Décision déférée à la cour : Jugement rendu le 14 Novembre 2016 par le Juge aux affaires familiales de NANTERRE
N° Chambre : 1A
N° Cabinet : 1
N° RG : 16/04055
Expéditions exécutoires
Expéditions délivrées le :
à :
-la SCP M. E. & ASSOCIES,
RÉPUBLIQUE FRANÇAISE
AU NOM DU PEUPLE FRANÇAIS
LE NEUF FEVRIER DEUX MILLE DIX SEPT,
La cour d’appel de VERSAILLES, a rendu l’arrêt suivant dans l’affaire entre :
Monsieur X, Y, D F. né le […] à […]
[…]
[…] représenté par Me X M. de la SCP M. E. & ASSOCIES, avocat postulant – barreau de VERSAILLES, vestiaire : C 147 – N° du dossier 20167888 assisté de Me Louise M., avocat plaidant – barreau de PARIS, vestiaire : B 1213
APPELANT
****************
Madame Z, A, G H V. DE V. née le […] à […]
[…]
[…] représentée par Me Irène F.-C. de la SELARL DES DEUX PALAIS, avocat postulant – barreau de VERSAILLES, vestiaire : 068 – N° du dossier 715797 assistée de Me Delphine H., avocat plaidant – barreau de PARIS, vestiaire R 177
INTIMÉE
****************
Composition de la cour :
L’affaire a été débattue le 10 Janvier 2017, en chambre du conseil, Monsieur Xavier RAGUIN, président, ayant été entendu en son rapport, devant la cour composée de :
Monsieur Xavier RAGUIN, Président,
Madame Florence VIGIER, Conseiller,
Madame Christel LANGLOIS, Conseiller, qui en ont délibéré,
Greffier, lors des débats : Madame Natacha BOURGUEIL
FAITS ET PROCÉDURE
Des relations entre Z V. DE V. et X F. sont issus deux enfants :
- C, né le […], actuellement âgé de 6 ans,
- B, né le […], actuellement âgé de 4 ans.
Par requête du 5 avril 2016, Z V. DE V. a saisi le juge aux affaires familiales du tribunal de grande instance de NANTERRE d’une demande relative aux mesures concernant les enfants communs.

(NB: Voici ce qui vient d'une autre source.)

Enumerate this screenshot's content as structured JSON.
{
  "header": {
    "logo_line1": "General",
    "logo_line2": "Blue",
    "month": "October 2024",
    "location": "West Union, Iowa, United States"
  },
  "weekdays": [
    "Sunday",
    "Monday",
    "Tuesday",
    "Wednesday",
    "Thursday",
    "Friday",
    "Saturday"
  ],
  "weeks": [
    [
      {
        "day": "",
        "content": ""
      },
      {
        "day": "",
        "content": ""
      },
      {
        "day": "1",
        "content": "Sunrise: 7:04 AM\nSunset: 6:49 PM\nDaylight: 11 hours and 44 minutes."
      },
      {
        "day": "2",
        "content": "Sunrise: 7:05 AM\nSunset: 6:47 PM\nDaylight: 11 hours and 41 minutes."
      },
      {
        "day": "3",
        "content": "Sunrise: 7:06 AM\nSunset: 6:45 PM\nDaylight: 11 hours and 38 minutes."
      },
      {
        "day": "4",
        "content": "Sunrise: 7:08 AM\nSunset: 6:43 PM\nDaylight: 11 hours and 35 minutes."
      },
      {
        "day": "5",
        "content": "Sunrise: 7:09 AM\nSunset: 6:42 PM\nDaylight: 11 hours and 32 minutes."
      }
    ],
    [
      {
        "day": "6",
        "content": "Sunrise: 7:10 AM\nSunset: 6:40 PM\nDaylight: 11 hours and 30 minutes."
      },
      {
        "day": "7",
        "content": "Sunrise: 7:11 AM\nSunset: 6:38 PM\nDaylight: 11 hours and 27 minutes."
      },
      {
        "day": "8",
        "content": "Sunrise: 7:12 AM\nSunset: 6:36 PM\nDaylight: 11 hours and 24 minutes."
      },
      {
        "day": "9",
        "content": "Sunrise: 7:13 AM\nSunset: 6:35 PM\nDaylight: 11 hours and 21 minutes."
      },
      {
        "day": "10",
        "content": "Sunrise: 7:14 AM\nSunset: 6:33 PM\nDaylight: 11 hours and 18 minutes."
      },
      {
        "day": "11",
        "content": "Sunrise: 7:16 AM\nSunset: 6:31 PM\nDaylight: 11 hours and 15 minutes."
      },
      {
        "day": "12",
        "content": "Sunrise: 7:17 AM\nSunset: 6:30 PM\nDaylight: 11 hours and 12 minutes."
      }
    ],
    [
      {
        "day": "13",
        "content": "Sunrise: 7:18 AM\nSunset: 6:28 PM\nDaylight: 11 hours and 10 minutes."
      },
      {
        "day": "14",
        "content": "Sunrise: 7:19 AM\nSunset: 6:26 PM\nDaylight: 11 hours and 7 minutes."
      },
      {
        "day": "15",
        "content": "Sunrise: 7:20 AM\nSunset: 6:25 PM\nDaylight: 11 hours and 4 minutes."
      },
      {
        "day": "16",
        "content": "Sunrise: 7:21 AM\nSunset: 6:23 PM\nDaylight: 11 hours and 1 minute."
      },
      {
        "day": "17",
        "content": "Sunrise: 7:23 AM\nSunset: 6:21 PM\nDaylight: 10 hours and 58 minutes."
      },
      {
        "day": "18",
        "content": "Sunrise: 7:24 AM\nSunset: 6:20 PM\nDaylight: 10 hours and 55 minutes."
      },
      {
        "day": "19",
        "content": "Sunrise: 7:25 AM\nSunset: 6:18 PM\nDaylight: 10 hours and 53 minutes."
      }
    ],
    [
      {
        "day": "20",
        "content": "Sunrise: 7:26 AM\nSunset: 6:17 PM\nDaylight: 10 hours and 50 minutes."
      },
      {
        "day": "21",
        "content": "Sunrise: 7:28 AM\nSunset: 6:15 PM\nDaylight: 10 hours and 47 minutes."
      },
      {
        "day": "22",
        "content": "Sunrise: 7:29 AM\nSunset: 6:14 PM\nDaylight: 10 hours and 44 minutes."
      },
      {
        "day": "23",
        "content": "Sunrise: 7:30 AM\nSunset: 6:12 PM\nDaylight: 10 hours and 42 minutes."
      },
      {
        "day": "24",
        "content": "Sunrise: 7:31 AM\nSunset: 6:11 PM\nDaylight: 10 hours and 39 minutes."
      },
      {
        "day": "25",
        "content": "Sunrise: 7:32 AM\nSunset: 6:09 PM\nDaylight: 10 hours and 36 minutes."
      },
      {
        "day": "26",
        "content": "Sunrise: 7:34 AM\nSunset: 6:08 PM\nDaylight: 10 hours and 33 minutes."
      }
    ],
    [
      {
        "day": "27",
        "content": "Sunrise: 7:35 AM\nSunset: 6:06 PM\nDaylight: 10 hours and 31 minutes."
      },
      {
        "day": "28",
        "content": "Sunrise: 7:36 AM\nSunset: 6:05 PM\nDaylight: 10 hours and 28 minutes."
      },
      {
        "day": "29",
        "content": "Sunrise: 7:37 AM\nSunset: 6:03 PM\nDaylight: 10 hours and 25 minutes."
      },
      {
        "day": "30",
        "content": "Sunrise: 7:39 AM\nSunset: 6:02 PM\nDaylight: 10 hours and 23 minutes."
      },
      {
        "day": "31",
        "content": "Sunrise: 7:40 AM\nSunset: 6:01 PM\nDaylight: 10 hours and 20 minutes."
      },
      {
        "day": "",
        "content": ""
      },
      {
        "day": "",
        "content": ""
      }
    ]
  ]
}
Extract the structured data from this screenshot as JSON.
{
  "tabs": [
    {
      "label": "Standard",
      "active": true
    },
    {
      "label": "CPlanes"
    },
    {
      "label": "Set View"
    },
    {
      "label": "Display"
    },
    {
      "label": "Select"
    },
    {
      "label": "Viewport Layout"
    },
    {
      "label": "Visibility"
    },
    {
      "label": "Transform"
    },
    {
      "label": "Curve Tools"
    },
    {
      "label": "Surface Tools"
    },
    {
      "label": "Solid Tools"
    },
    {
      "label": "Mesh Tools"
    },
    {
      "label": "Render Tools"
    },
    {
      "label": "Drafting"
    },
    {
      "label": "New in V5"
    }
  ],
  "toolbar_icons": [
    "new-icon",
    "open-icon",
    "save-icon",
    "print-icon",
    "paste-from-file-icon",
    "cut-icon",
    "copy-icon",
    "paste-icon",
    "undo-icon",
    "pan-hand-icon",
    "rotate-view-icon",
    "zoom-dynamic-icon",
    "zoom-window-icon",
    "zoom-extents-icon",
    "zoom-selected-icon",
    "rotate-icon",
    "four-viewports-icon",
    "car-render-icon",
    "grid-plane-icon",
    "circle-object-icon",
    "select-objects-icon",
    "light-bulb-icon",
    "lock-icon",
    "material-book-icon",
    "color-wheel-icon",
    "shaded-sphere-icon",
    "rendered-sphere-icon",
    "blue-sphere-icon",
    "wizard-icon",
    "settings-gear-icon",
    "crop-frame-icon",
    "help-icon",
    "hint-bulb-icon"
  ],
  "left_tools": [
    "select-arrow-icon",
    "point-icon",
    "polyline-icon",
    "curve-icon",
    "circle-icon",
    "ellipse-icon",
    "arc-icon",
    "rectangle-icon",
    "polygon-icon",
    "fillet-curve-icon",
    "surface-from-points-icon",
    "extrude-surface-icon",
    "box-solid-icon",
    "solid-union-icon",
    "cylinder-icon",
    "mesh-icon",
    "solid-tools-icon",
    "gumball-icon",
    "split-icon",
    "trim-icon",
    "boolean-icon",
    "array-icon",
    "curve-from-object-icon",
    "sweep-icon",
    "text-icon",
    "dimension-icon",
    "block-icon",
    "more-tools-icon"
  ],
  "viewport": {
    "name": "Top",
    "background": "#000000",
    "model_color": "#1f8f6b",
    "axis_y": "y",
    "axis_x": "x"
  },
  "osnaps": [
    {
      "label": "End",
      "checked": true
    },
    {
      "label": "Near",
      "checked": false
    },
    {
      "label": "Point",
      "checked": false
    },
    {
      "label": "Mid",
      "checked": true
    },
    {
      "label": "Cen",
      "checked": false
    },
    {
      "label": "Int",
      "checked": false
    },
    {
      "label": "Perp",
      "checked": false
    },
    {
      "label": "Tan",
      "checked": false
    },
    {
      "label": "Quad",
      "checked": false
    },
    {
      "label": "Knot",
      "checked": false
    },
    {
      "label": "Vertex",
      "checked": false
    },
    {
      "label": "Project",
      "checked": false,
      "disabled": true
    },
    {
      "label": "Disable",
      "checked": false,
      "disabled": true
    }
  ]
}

Par jugement du 14 novembre 2016, saisi le juge aux affaires familiales du tribunal de grande instance de NANTERRE a, notamment :
- constaté que Z V. DE V. et X F. exercent en commun l’autorité parentale sur les enfants ;
- fixé la résidence des enfants au domicile de Z V. DE V. ;
- fixé le droit de visite et d’hébergement de X F. comme suit :
* hors vacances scolaires : les semaines paires dans l’ordre du calendrier, du mercredi soir 17h au lundi rentrée des classes, avec extension au jour férié qui précède ou qui suit,
* pendant les vacances scolaires : la première moitié des vacances scolaires les années impaires, la seconde moitié les années paires, et par quinzaine l’été, à charge pour le père d’aller chercher ou faire chercher les enfants à l’école ou au domicile de l’autre parent et de les y ramener ou faire ramener par une personne de confiance ;
- fixé à 700 euros par mois et par enfant, soit au total la somme de 1.400 euros la contribution que doit verser le père à la mère pour l’entretien et l’éducation des enfants ;
- condamné le père au paiement de ladite pension ;
- dit que les dépens seront partagés par moitié entre les parties.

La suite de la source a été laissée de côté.